Whether as a member of the Berlin Secession or subsequently as chairman of the Free Secession, Kolbe was in constant contact with his colleagues. The famous animal sculptor Renée Sintenis posed for him as a young woman and the artist also worked for a while in the same studio house as Max Beckmann. He later undertook trips with his friends Karl Schmidt-Rottluff and Richard Scheibe. Kolbe maintained close to Max Liebermann and carried out intense correspondences with Ernst Barlach and Gerhard Marcks, among others.
Kolbe’s enthusiasm for Expressionist dance resulted in major drawn or sculpted works showing persons in motion. He was inspired by Vaslav Nijinsky, the star of the Ballet Russes, as well as by such early modern dance pioneers as Gret Palucca, Mary Wigman, and Ted Shawn.

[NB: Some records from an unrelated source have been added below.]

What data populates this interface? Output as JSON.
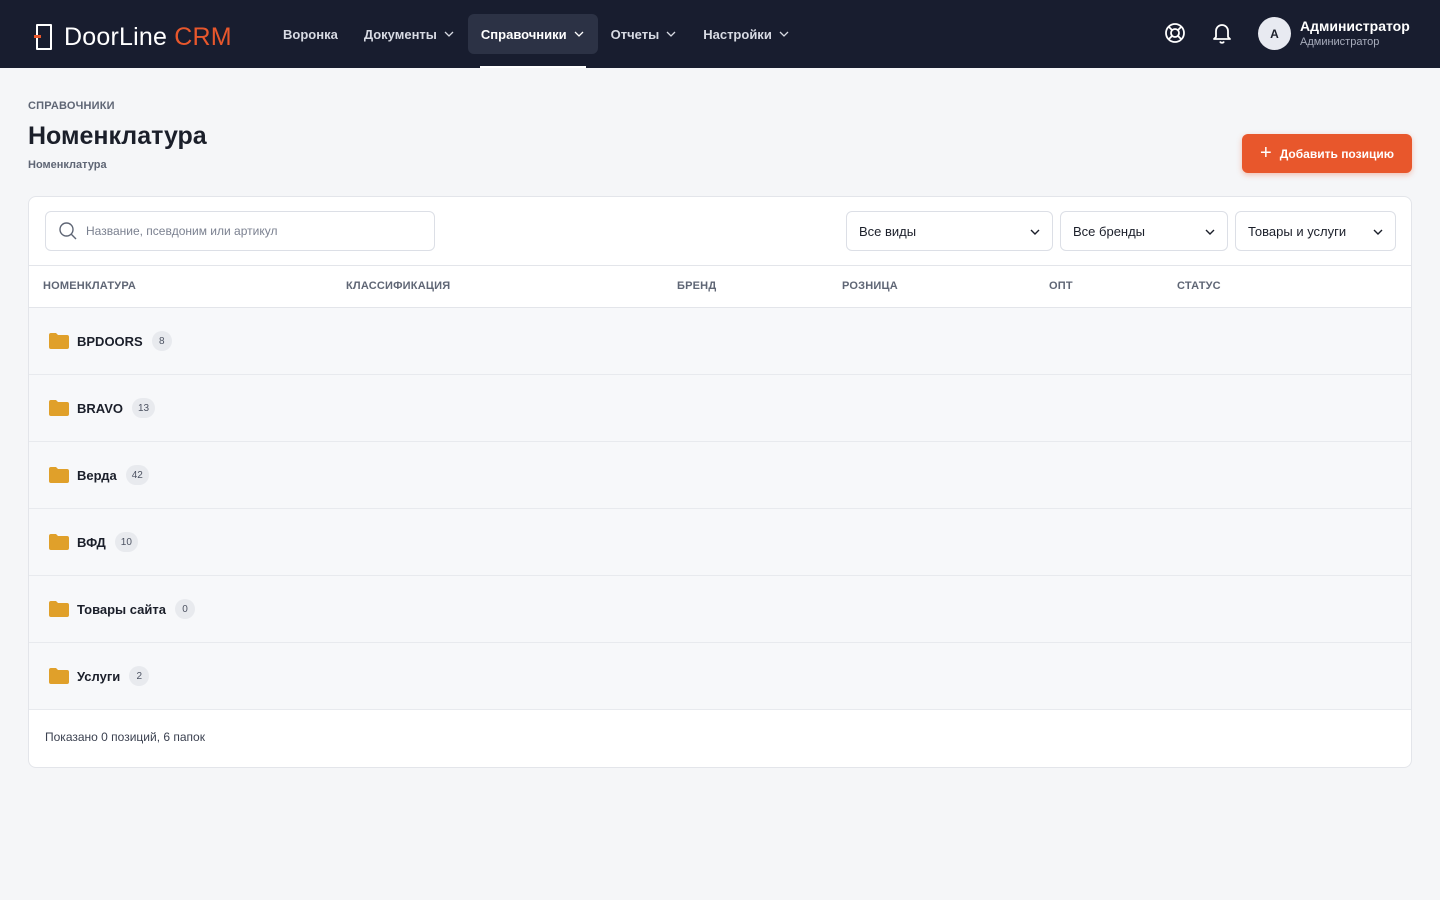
{
  "app": {
    "logo_main": "DoorLine",
    "logo_accent": "CRM"
  },
  "nav": {
    "items": [
      {
        "label": "Воронка"
      },
      {
        "label": "Документы"
      },
      {
        "label": "Справочники"
      },
      {
        "label": "Отчеты"
      },
      {
        "label": "Настройки"
      }
    ]
  },
  "user": {
    "initial": "A",
    "name": "Администратор",
    "role": "Администратор"
  },
  "page": {
    "eyebrow": "СПРАВОЧНИКИ",
    "title": "Номенклатура",
    "breadcrumb": "Номенклатура",
    "add_button": "Добавить позицию"
  },
  "filters": {
    "search_placeholder": "Название, псевдоним или артикул",
    "type_select": "Все виды",
    "brand_select": "Все бренды",
    "category_select": "Товары и услуги"
  },
  "table": {
    "columns": [
      "НОМЕНКЛАТУРА",
      "КЛАССИФИКАЦИЯ",
      "БРЕНД",
      "РОЗНИЦА",
      "ОПТ",
      "СТАТУС"
    ],
    "folders": [
      {
        "name": "BPDOORS",
        "count": "8"
      },
      {
        "name": "BRAVO",
        "count": "13"
      },
      {
        "name": "Верда",
        "count": "42"
      },
      {
        "name": "ВФД",
        "count": "10"
      },
      {
        "name": "Товары сайта",
        "count": "0"
      },
      {
        "name": "Услуги",
        "count": "2"
      }
    ],
    "summary": "Показано 0 позиций, 6 папок"
  },
  "colors": {
    "accent": "#e8572c",
    "topbar": "#181d2f",
    "folder": "#e0a02a"
  }
}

Kolbe’s sculptures have been installed in some of the most iconic examples of modernist architecture. The most famous of them is surely “Morning” (1927), which stood in Ludwig Mies van der Rohe’s Barcelona Pavilion (1929). But other renowned modern architects such as Walter Gropius, Bruno Taut, Hans Poelzig, and Henry van de Velde held his works in high esteem, connecting them to their own edifices. Kolbe’s own intense occupation with contemporary architecture found concrete visual manifestation in the landmark ensemble of structures in Sensburger Allee, the present-day Georg Kolbe Museum, where the artist created an ideal setting for his sculptures.